Empfehlungsmarketing im Trend

Stefan Degen24. August 2010

Gemäss einer aktuellen Studie von «Booz&Co.» werden zirka 32% eines Kaufentscheids von der Empfehlung bestehender Kunden bestimmt (wir berichteten im Newsletter August-08). Der Kunde holt sich die Meinung von Bekannten oder aus Webforen – passiv oder aktiv. Das erstaunliche dabei ist, dass die Erfahrungsberichte von wildfremden Menschen mehr Einfluss auf den Entscheid haben als die klassischen Kommunikations-Massnahmen.

Kein Wunder, dass heute auch grosse Unternehmen versuchen Empfehlungsmarketing zu betreiben.
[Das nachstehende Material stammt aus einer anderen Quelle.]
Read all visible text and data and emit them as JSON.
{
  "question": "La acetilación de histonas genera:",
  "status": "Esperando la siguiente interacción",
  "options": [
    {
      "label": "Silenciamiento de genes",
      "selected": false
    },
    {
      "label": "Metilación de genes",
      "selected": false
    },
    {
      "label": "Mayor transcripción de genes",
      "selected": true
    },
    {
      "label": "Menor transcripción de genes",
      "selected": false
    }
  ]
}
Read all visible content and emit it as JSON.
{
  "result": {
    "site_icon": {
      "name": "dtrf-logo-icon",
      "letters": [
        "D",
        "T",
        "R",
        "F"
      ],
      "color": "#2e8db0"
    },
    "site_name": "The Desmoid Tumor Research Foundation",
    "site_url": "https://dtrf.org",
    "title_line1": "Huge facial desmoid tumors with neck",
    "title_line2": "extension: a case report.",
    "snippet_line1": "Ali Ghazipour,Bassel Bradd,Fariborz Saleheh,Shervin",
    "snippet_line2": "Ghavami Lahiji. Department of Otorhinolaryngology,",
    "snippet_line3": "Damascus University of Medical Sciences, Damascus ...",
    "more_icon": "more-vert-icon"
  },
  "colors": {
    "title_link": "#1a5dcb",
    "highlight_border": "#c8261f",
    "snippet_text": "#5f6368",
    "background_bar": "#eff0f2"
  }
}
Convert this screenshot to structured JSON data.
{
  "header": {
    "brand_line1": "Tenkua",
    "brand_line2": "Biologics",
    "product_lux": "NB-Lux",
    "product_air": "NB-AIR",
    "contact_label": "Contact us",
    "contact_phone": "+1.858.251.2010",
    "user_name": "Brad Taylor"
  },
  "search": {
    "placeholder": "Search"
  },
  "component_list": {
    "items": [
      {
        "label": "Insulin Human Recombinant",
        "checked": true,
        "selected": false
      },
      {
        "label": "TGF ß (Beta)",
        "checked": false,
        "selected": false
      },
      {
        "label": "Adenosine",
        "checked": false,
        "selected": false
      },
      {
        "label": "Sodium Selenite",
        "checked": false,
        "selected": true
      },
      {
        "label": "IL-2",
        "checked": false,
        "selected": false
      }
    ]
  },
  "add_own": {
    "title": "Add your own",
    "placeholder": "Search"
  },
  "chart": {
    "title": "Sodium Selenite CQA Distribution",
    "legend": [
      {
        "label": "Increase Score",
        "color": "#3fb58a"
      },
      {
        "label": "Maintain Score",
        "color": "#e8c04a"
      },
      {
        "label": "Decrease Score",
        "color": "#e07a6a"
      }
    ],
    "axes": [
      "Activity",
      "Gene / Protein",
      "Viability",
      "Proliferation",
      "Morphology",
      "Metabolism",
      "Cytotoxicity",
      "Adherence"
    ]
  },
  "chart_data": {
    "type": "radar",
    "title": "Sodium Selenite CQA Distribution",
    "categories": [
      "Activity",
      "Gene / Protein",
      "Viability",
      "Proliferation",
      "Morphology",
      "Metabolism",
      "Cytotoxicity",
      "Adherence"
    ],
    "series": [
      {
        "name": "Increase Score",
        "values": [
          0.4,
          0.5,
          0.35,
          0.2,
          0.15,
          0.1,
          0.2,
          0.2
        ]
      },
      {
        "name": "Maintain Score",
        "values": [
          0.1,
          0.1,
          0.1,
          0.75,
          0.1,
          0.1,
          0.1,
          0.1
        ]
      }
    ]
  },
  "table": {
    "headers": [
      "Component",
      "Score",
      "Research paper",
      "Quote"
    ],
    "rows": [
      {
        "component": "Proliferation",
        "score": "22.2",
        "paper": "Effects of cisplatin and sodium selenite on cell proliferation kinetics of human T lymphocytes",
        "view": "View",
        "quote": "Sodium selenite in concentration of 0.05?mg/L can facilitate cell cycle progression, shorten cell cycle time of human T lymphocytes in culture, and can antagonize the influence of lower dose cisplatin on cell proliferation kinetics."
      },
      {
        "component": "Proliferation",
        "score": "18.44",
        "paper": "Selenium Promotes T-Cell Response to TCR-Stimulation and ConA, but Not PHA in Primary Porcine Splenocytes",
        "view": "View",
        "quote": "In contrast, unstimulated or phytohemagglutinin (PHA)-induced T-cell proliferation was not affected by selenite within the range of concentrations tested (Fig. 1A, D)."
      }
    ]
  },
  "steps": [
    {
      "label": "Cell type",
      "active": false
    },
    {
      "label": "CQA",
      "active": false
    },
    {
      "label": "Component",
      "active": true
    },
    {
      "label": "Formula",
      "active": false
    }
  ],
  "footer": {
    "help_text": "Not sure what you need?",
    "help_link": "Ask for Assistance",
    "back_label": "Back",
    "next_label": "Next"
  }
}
Möglichkeiten dazu gibt es einige. Doch nach wie vor gilt ein grosser Teil der Mundpropaganda als nicht zu kontrollieren. Darum schiessen heute Reputations-Dienste wie Pilze aus dem Boden. Deren Kernverfahren dabei ist, mit vielen positiven Einträgen die schlechten Votings zu verdrängen. Besonders üble Verleumdungen sollen möglichst gelöscht werden. Dabei werden erst die Seitenbetreiber ermittelt und anschließend alle Überzeugungs- und Rechtsregister gezogen.

Eine weitere neue Möglichkeit ist auch die Mundpropaganda-Plattform trnd.com. Dort können Unternehmen ihre Produkte den Usern zum gratis testen anbieten. Die Tester geben dann meist ein Statement auf der Projekt-Webseite ab.

Welchen Ertrag die einzelnen Massnahmen bringen, hängt sicher vom Produkt und auch vom Markt ab. Dass das Empfehlungsmarketing aber «kostenlos» sein soll, wie in vielen Berichten beschrieben, möchte ich bezweifeln – höchstens Ihre Zeit ist Ihnen nichts Wert.